Identification of a Cytopathogenic Toxin from Sneathia amnii

S. amnii displays hemolytic activity. Bacteria were incubated with washed RBC at the MOI shown for 1 h. S. amnii lysed human and bovine RBC, but there was little lysis of horse, sheep, and rabbit RBC even at the highest MOI tested. Lysis was measured by the amount of liberated hemoglobin detected by OD₄₀₅ (RBC treated with 0.1% Tween 20 served as a positive control for 100% lysis).

Schematic of cptB and cptA gene locus and CptA protein. The cptB and cptA genes are proximal on the S. amnii Sn35 chromosome and are separated by only 9 nucleotides. The genes and their locus tags are shown. Full-length CptA is 1,881 amino acids. The purple box is the predicted Sec signal peptide (probability = 0.97 by SignalP 5.0). The predicted cleavage site is between A₂₃ and K₂₄. The orange box indicates a region with homology to the domain involved in the export of Fha through its autotransporter. The yellow box represents a repeat region (1,103 to 1,864) predicted by RADAR. The only cysteine in the gene (C_1,006) is indicated.

CptA antiserum blocks S. amnii-mediated hemolysis. S. amnii was preincubated with either preimmune serum (Pre) or CptA-specific antiserum (α-CptA) prior to addition to RBC. The bacteria were incubated with the RBC at an MOI of 10 bacteria/1 RBC for 1 h. CptA antiserum completely blocked the hemolytic activity. Statistical analysis was completed as follows: one-way ANOVA, F = 716.4, P < 0.001; Tukey’s HSD, P < 0.001 for PBS versus S. amnii, PBS versus S. amnii plus preimmune serum, S. amnii versus S. amnii plus anti-CptA, and S. amnii plus anti-CptA versus S. amnii plus preimmune serum. Tukey’s HSD was not significant for PBS versus S. amnii plus anti-CptA and S. amnii versus S. amnii plus preimmune serum.

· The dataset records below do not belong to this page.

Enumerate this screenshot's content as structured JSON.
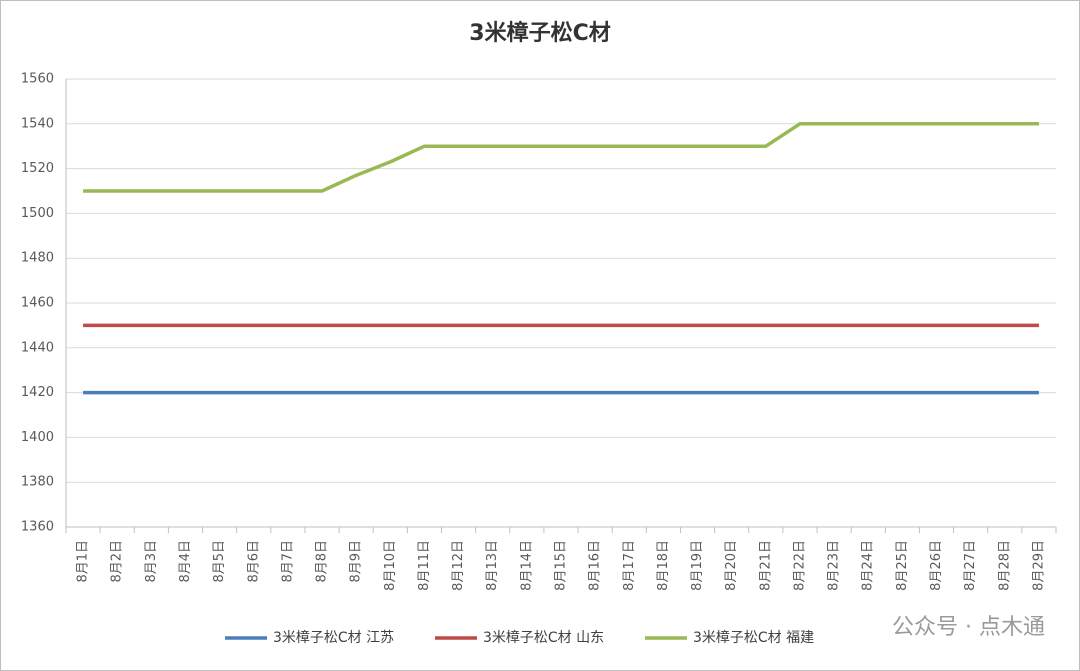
{
  "chart_data": {
    "type": "line",
    "title": "3米樟子松C材",
    "categories": [
      "8月1日",
      "8月2日",
      "8月3日",
      "8月4日",
      "8月5日",
      "8月6日",
      "8月7日",
      "8月8日",
      "8月9日",
      "8月10日",
      "8月11日",
      "8月12日",
      "8月13日",
      "8月14日",
      "8月15日",
      "8月16日",
      "8月17日",
      "8月18日",
      "8月19日",
      "8月20日",
      "8月21日",
      "8月22日",
      "8月23日",
      "8月24日",
      "8月25日",
      "8月26日",
      "8月27日",
      "8月28日",
      "8月29日"
    ],
    "series": [
      {
        "name": "3米樟子松C材 江苏",
        "color": "#4a7ebb",
        "values": [
          1420,
          1420,
          1420,
          1420,
          1420,
          1420,
          1420,
          1420,
          1420,
          1420,
          1420,
          1420,
          1420,
          1420,
          1420,
          1420,
          1420,
          1420,
          1420,
          1420,
          1420,
          1420,
          1420,
          1420,
          1420,
          1420,
          1420,
          1420,
          1420
        ]
      },
      {
        "name": "3米樟子松C材 山东",
        "color": "#be4b48",
        "values": [
          1450,
          1450,
          1450,
          1450,
          1450,
          1450,
          1450,
          1450,
          1450,
          1450,
          1450,
          1450,
          1450,
          1450,
          1450,
          1450,
          1450,
          1450,
          1450,
          1450,
          1450,
          1450,
          1450,
          1450,
          1450,
          1450,
          1450,
          1450,
          1450
        ]
      },
      {
        "name": "3米樟子松C材 福建",
        "color": "#98b954",
        "values": [
          1510,
          1510,
          1510,
          1510,
          1510,
          1510,
          1510,
          1510,
          1517,
          1523,
          1530,
          1530,
          1530,
          1530,
          1530,
          1530,
          1530,
          1530,
          1530,
          1530,
          1530,
          1540,
          1540,
          1540,
          1540,
          1540,
          1540,
          1540,
          1540
        ]
      }
    ],
    "ylim": [
      1360,
      1560
    ],
    "yticks": [
      1360,
      1380,
      1400,
      1420,
      1440,
      1460,
      1480,
      1500,
      1520,
      1540,
      1560
    ],
    "grid": true,
    "legend": "bottom",
    "watermark": "公众号 · 点木通"
  }
}
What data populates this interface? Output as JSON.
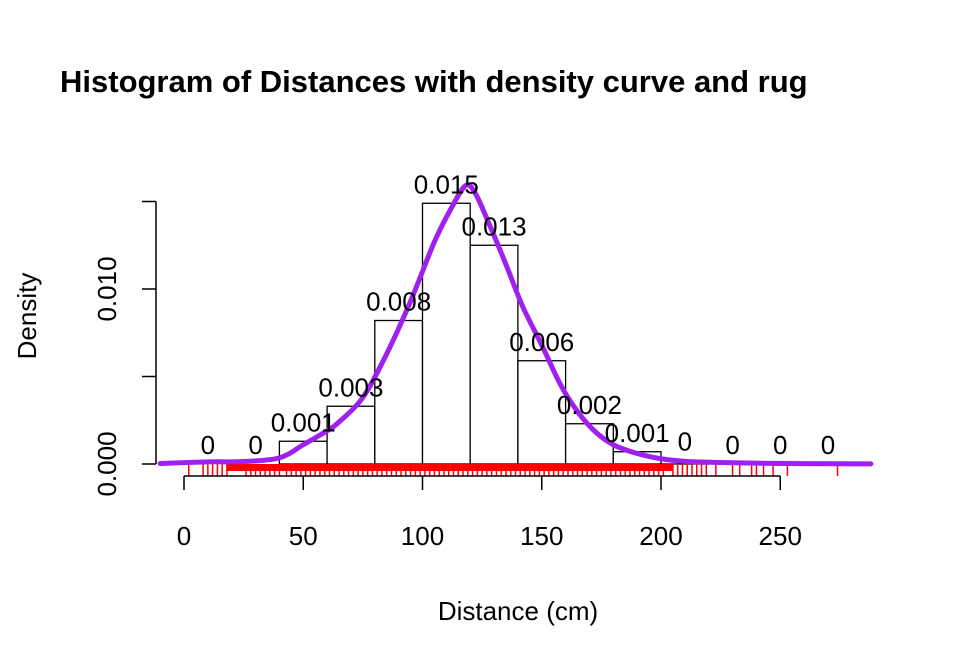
{
  "chart_data": {
    "type": "bar",
    "title": "Histogram of Distances with density curve and rug",
    "xlabel": "Distance (cm)",
    "ylabel": "Density",
    "xlim": [
      -10,
      288
    ],
    "ylim": [
      0,
      0.015
    ],
    "x_ticks": [
      0,
      50,
      100,
      150,
      200,
      250
    ],
    "y_ticks": [
      0.0,
      0.005,
      0.01,
      0.015
    ],
    "y_tick_labels": [
      "0.000",
      "",
      "0.010",
      ""
    ],
    "bins": [
      {
        "x0": 0,
        "x1": 20,
        "density": 0.0,
        "label": "0"
      },
      {
        "x0": 20,
        "x1": 40,
        "density": 0.0,
        "label": "0"
      },
      {
        "x0": 40,
        "x1": 60,
        "density": 0.0013,
        "label": "0.001"
      },
      {
        "x0": 60,
        "x1": 80,
        "density": 0.0033,
        "label": "0.003"
      },
      {
        "x0": 80,
        "x1": 100,
        "density": 0.0082,
        "label": "0.008"
      },
      {
        "x0": 100,
        "x1": 120,
        "density": 0.0149,
        "label": "0.015"
      },
      {
        "x0": 120,
        "x1": 140,
        "density": 0.0125,
        "label": "0.013"
      },
      {
        "x0": 140,
        "x1": 160,
        "density": 0.0059,
        "label": "0.006"
      },
      {
        "x0": 160,
        "x1": 180,
        "density": 0.0023,
        "label": "0.002"
      },
      {
        "x0": 180,
        "x1": 200,
        "density": 0.0007,
        "label": "0.001"
      },
      {
        "x0": 200,
        "x1": 220,
        "density": 0.0002,
        "label": "0"
      },
      {
        "x0": 220,
        "x1": 240,
        "density": 0.0,
        "label": "0"
      },
      {
        "x0": 240,
        "x1": 260,
        "density": 0.0,
        "label": "0"
      },
      {
        "x0": 260,
        "x1": 280,
        "density": 0.0,
        "label": "0"
      }
    ],
    "density_curve": {
      "color": "#A020F0",
      "x": [
        -10,
        10,
        25,
        40,
        50,
        60,
        65,
        75,
        85,
        95,
        105,
        112,
        118,
        122,
        128,
        135,
        142,
        150,
        158,
        165,
        172,
        180,
        190,
        200,
        210,
        220,
        240,
        260,
        288
      ],
      "y": [
        3e-05,
        0.00012,
        0.00014,
        0.00035,
        0.0011,
        0.0019,
        0.0024,
        0.0038,
        0.0063,
        0.0093,
        0.0127,
        0.0146,
        0.0159,
        0.0155,
        0.0137,
        0.0114,
        0.009,
        0.0068,
        0.0045,
        0.003,
        0.0019,
        0.0011,
        0.0006,
        0.0003,
        0.00015,
        0.0001,
        5e-05,
        2e-05,
        1e-05
      ]
    },
    "rug": {
      "color": "#FF0000",
      "values": [
        2,
        8,
        10,
        12,
        14,
        16,
        18,
        26,
        28,
        30,
        32,
        34,
        36,
        38,
        40,
        43,
        45,
        47,
        49,
        51,
        53,
        55,
        57,
        59,
        61,
        63,
        65,
        67,
        69,
        71,
        73,
        75,
        77,
        79,
        81,
        83,
        85,
        87,
        89,
        91,
        93,
        95,
        97,
        99,
        101,
        103,
        105,
        107,
        109,
        111,
        113,
        115,
        117,
        119,
        121,
        123,
        125,
        127,
        129,
        131,
        133,
        135,
        137,
        139,
        141,
        143,
        145,
        147,
        149,
        151,
        153,
        155,
        157,
        159,
        161,
        163,
        165,
        167,
        169,
        171,
        173,
        175,
        177,
        179,
        181,
        183,
        185,
        187,
        189,
        191,
        193,
        195,
        197,
        199,
        201,
        205,
        207,
        209,
        211,
        213,
        215,
        217,
        219,
        223,
        230,
        233,
        238,
        240,
        243,
        247,
        253,
        274
      ]
    },
    "bar_fill": "#FFFFFF",
    "bar_stroke": "#000000"
  }
}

Purified CptA and rCptA. Denaturing PAGE (A) and Western blot (B) with anti-CptA rabbit antiserum used as the primary antibody. (Left to right) BLUEstain protein ladder, 15 μg BME-EDTA extract from S. amnii, 0.1 μg CptA (∼0.5 pmol) purified by cation exchange chromatography. The antiserum recognized a number of peptides in the extract ranging in size from ∼72 to 250 kDa. Cation exchange chromatography enriched the 250-kDa peptide. (C) Denaturing PAGE analysis of (left to right) BLUEstain protein ladder, 0.1 μg (∼2.5 pmol) purified Nterm, and 0.5 μg (∼2.5 pmol) purified rCptA.

CptA antiserum blocks CptA-mediated hemolysis and cytotoxicity. Native CptA, CptA preincubated with preimmune serum (Pre), CptA preincubated with anti-CptA, recombinant CptA (rCptA), crude lysate from E. coli containing the Nterm expression construct, or purified Nterm was added to human RBC or JEG-3 cells. Percent hemolysis of human red blood cells measured by spectrophotometric quantification of hemoglobin release at 405 nm (A) or viability of JEG-3 chorionic trophoblasts assessed by MTT assay (B) and trypan blue staining (C). CptA antiserum completely blocked hemolytic and cytotoxic activity. Statistical analysis for hemolysis was as follows: one-way ANOVA, F = 712.7, P < 0.001; Tukey’s HSD, P < 0.001 for PBS versus CptA, PBS versus CptA plus preimmune serum, CptA versus CptA plus anti-CptA, CptA plus anti-CptA versus CptA plus preimmune serum, PBS versus rCptA, rCptA versus lysate, and rCptA versus Nterm. Hemolysis induced by rCptA was significantly higher than that induced by native CptA (P < 0.0025). Tukey’s HSD was not significant for PBS versus CptA plus anti-CptA, CptA versus CptA plus preimmune serum, PBS versus crude Nterm lysate, and PBS versus purified Nterm. Statistical analysis for JEG-3 viability was as follows: one-way ANOVA, F = 103.49; P < 0.001; Tukey’s HSD, P <0.001 for PBS versus CptA, PBS versus CptA plus preimmune serum, CptA versus CptA plus anti-CptA, CptA plus anti-CptA versus CptA plus preimmune serum, PBS versus rCptA, rCptA versus lysate, and rCptA versus Nterm. Tukey’s HSD was not significant for PBS versus CptA plus anti-CptA, CptA versus CptA plus preimmune serum, PBS versus crude Nterm lysate, PBS versus purified Nterm, and CptA versus rCptA.